Total derivative for functions with higher dimensional codomain.

63 Views Asked by At

I've been learning some multivariable calculus and I ran into the concept of total derivative. I think I grasp the idea and I've seen several examples of how to calculate it for functions $\mathbb{R}^n \rightarrow \mathbb{R}$, but I don't quite see how it works when the codomain is different than $\mathbb{R}$. For example, say we have a function $f: \mathbb{R}^3 \rightarrow \mathbb{R}^2$ given by:

$$f(x,y,z) = (x+y, z)$$

What would be the total derivative? Would it be in the shape of a matrix, i.e. something like the Jacobian? Browsing some other posts like Relating the total derivative and the Jacobian matrix (albeit still with codomain $\mathbb{R}$) they're not quite the same thing, so would it just be applying the Jacobian to a random element of $\mathbb{R}^3$ like in the reply to that post?

As a follow up, for the one dimensional case I've seen total derivatives calculated when the variables are all a function of some parameter, how would that work in the multivariable case? Picking the example above, lets say we have a function $g: \mathbb{R}^2 \rightarrow \mathbb{R}$ given by $g(x,y)=xy$. What would be the total derivative of $f(x,y,g(x,y))$ in terms of $x$?

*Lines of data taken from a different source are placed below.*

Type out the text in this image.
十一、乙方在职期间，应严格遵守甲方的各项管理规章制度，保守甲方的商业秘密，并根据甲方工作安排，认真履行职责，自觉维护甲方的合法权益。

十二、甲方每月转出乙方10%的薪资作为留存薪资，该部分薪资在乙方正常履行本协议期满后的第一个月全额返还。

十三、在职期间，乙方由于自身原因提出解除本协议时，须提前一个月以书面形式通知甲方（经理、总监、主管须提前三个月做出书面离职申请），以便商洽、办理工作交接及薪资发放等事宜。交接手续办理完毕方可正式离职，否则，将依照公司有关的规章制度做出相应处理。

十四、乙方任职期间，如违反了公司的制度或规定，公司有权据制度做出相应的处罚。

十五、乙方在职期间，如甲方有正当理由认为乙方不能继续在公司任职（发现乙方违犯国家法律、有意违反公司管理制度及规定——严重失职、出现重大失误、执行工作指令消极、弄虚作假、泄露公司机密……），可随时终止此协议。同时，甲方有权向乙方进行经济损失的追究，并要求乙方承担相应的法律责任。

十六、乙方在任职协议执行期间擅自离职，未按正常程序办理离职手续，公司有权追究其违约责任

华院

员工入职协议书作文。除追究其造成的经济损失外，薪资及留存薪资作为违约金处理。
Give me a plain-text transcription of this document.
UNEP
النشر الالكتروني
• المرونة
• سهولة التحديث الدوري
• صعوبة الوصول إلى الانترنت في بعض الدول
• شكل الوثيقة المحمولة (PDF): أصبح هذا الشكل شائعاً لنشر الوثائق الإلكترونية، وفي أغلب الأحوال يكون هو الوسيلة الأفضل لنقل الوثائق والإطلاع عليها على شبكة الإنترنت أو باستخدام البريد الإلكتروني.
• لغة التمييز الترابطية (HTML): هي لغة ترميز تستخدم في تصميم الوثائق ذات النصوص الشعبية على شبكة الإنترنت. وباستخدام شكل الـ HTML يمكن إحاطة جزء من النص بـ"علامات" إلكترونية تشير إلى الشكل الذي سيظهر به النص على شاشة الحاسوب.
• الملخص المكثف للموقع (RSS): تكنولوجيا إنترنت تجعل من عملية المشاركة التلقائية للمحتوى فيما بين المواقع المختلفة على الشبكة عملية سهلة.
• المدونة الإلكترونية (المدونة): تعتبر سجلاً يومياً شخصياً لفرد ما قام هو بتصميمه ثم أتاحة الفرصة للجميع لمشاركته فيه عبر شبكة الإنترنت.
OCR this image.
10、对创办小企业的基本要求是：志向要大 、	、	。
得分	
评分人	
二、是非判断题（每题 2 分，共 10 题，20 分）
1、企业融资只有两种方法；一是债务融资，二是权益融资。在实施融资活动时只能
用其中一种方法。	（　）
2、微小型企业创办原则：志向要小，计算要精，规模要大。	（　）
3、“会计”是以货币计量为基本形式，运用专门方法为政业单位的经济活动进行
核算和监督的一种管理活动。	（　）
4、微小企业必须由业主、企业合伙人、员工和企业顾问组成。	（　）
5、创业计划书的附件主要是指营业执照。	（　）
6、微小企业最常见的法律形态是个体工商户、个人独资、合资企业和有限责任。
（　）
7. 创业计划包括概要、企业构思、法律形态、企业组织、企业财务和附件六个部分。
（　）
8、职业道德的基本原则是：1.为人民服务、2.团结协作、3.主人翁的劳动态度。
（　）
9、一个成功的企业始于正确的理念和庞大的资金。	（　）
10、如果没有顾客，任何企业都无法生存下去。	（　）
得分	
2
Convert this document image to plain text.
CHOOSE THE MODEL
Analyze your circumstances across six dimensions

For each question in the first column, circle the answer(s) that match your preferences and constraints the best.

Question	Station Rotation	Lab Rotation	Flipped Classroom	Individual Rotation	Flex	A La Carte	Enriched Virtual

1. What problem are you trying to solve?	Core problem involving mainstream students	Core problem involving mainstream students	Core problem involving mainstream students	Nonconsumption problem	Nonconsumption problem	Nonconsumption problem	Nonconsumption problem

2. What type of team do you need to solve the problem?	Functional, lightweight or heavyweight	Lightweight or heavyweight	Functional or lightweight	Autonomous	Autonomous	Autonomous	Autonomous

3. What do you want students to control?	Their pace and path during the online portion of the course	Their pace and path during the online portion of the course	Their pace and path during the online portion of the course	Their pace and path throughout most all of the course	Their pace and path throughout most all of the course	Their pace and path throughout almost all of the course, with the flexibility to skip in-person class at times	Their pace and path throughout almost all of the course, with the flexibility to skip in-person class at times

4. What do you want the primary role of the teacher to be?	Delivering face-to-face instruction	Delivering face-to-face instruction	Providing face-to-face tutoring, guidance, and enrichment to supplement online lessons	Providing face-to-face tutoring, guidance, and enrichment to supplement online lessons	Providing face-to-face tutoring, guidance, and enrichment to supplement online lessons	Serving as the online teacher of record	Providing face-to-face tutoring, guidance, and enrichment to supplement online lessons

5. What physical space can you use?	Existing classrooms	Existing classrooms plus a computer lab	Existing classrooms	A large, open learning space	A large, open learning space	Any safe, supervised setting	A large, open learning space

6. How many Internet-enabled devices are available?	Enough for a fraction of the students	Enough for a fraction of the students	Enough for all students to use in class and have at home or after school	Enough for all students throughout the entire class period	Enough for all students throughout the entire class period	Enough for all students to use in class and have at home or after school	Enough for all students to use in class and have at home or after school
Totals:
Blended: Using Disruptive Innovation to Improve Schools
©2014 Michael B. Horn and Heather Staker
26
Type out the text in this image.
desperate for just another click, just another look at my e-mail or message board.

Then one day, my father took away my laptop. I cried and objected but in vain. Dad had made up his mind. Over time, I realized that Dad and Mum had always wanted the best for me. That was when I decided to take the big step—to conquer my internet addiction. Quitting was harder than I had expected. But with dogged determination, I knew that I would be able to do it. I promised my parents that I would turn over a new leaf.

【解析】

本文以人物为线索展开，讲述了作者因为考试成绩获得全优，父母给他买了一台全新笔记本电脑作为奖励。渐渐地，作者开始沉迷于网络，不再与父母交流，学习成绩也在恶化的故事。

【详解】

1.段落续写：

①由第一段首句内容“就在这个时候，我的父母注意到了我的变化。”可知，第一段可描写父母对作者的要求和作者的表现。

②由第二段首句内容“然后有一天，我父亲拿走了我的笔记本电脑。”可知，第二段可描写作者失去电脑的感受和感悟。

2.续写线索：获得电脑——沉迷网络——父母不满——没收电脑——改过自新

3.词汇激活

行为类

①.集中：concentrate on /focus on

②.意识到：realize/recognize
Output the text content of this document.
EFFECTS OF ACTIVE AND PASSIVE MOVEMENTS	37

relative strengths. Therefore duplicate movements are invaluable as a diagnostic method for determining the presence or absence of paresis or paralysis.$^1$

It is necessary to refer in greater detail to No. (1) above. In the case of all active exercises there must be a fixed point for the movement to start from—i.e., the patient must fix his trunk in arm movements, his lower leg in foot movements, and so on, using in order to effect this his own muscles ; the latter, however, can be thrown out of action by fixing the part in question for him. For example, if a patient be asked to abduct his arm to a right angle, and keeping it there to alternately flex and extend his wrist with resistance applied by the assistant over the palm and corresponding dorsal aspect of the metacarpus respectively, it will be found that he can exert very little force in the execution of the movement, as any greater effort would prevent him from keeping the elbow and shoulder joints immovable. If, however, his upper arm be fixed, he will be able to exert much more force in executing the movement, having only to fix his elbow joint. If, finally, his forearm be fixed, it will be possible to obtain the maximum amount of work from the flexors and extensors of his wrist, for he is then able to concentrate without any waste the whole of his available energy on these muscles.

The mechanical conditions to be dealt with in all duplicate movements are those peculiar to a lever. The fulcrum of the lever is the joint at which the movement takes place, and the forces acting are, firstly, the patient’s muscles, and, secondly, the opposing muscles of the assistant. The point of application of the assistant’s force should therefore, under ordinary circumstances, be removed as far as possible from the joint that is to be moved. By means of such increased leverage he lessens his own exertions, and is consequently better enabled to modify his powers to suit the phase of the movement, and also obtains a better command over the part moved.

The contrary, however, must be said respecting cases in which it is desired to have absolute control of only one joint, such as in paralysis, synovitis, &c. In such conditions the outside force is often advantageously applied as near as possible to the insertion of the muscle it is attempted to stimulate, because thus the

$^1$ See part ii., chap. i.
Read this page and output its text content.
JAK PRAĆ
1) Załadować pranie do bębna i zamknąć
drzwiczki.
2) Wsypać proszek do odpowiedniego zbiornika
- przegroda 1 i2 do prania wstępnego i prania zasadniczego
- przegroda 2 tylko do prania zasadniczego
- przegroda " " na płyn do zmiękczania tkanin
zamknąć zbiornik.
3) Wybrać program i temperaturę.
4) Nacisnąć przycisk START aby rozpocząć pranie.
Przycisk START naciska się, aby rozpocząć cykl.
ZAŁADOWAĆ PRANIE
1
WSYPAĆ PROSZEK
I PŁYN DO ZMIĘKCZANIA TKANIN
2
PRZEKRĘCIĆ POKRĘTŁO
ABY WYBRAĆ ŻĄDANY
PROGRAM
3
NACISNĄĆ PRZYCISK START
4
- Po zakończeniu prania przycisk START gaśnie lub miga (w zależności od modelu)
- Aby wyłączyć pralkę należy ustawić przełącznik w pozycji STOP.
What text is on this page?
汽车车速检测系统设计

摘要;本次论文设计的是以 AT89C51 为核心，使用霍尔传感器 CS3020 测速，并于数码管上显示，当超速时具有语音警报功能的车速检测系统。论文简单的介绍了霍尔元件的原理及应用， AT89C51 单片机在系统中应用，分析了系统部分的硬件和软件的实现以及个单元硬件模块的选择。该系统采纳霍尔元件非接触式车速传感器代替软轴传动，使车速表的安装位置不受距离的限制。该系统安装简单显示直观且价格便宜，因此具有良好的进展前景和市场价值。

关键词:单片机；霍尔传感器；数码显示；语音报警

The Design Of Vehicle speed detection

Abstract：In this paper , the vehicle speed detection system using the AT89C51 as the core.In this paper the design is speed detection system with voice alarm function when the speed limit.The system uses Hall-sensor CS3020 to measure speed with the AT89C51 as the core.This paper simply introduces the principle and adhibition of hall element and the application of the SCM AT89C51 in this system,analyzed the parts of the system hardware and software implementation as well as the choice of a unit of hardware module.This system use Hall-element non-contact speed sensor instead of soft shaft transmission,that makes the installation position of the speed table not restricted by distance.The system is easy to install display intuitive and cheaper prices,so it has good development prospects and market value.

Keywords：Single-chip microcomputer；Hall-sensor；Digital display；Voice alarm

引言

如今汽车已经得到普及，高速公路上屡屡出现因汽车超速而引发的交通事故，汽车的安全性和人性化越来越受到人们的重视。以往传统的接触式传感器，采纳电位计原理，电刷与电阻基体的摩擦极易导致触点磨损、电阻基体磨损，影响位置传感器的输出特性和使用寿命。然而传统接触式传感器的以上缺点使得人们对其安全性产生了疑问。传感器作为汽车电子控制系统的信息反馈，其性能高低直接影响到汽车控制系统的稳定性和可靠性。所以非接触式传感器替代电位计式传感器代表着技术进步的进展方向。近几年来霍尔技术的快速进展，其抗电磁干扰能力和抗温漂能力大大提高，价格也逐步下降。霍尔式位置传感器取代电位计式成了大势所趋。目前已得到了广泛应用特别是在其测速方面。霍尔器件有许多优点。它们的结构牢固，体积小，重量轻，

I've tried to find sources online, but most stick with the 1 dimensional codomain, so if you have any sources that would help clarify this for me I would also appreciate it. Thanks!

1

There are 1 best solutions below

5
On BEST ANSWER

There is no "total derivative". What you call "total" derivative is just the derivative of a function between to vector spaces of arbitrary dimension, what is normally called simply $df$. Let me clarify what I mean.
Consider a function $f:\mathbb{R}^M \longrightarrow \mathbb{R}^N$. We define the derivative, $df(a)$, to be the unique linear map $df(a): \mathbb{R}^M \longrightarrow \mathbb{R}^N$ such that $$f(a+h)-f(a)=df(a)[h]+o(|h|)$$ for every $h \in \mathbb{R}^M$. This essencially means that $df(a)$ is the best linear approximation of $f$ at $a$. Why do I call this the derivative? Because the definition of derivative is, always, that of the best linear approximation of a function at a point. For real functions of real variables, this is obscured by the fact that the linear maps are just scalar multiplications, so the derivative ends up being almost indistinguishable from a number.
How does this relate to the Jacobian? Well, you learned, hopefully, in Linear Algebra, that linear maps can be represented by matrices, with a suitable choice of basis. The jacobian matrix is just the matrix representing $df(a)$ when you choose the canonical basis of $\mathbb{R}^M$.
So, taking your first example, its derivative, or what you called total derivative, is the map that does this: $$df(a)[(h_1,h_2,h_3)]=(h_1+h_2,h_3)$$ You'll notice that this is just the function $f$; well of course it is! The function was linear to begin with; of course the best linear approximation will be itself. You can also choose the canonical basis and write the Jacobian matrix : $$\begin{pmatrix} 1 & 1&0 \\ 0&0& 1 \end{pmatrix}$$
As for your other function, let's go through it. Here we have to tread carefuly. After you compose $f$ with $g$, your new function $f^*=f \circ G$ is no longer a function from $\mathbb{R}^3$ to $\mathbb{R}^2$, but from $\mathbb{R}^2$ to $\mathbb{R}^2$ ($G(x,y)=(x,y,g(x,y))$ ). The answer to your question lies in the chain rule; what does it tell us? It tells us that the derivative of the composition of two functions is the composition of their derivatives. So the total derivative of $f \circ G$ is $df dG[h]$. This is better calculated in terms of matrices. The Jacobian of G is $$\begin{pmatrix} 1&0\\0&1\\ y&x \end{pmatrix}$$ After composing both matrices you get $$\begin{pmatrix} 1& 1 \\ y &x \end{pmatrix}$$ That is to say, $$d(f \circ G)(x,y)[(h_1,h_2)]=(h_1+h_2,xh_1+yh_2)$$
If you instead mean the total derivative with respect to $x$, like in $\frac{d}{dx}$that's a different story. The total derivative that was mentioned in the post you linked is the kind of derivative I just described. If you want to know about that one, let me know and I'll edit this answer or make a new question and tag me. But they are different things and should not be confused (in fact, that "total derivative" is a special case of the derivative of a composite of functions).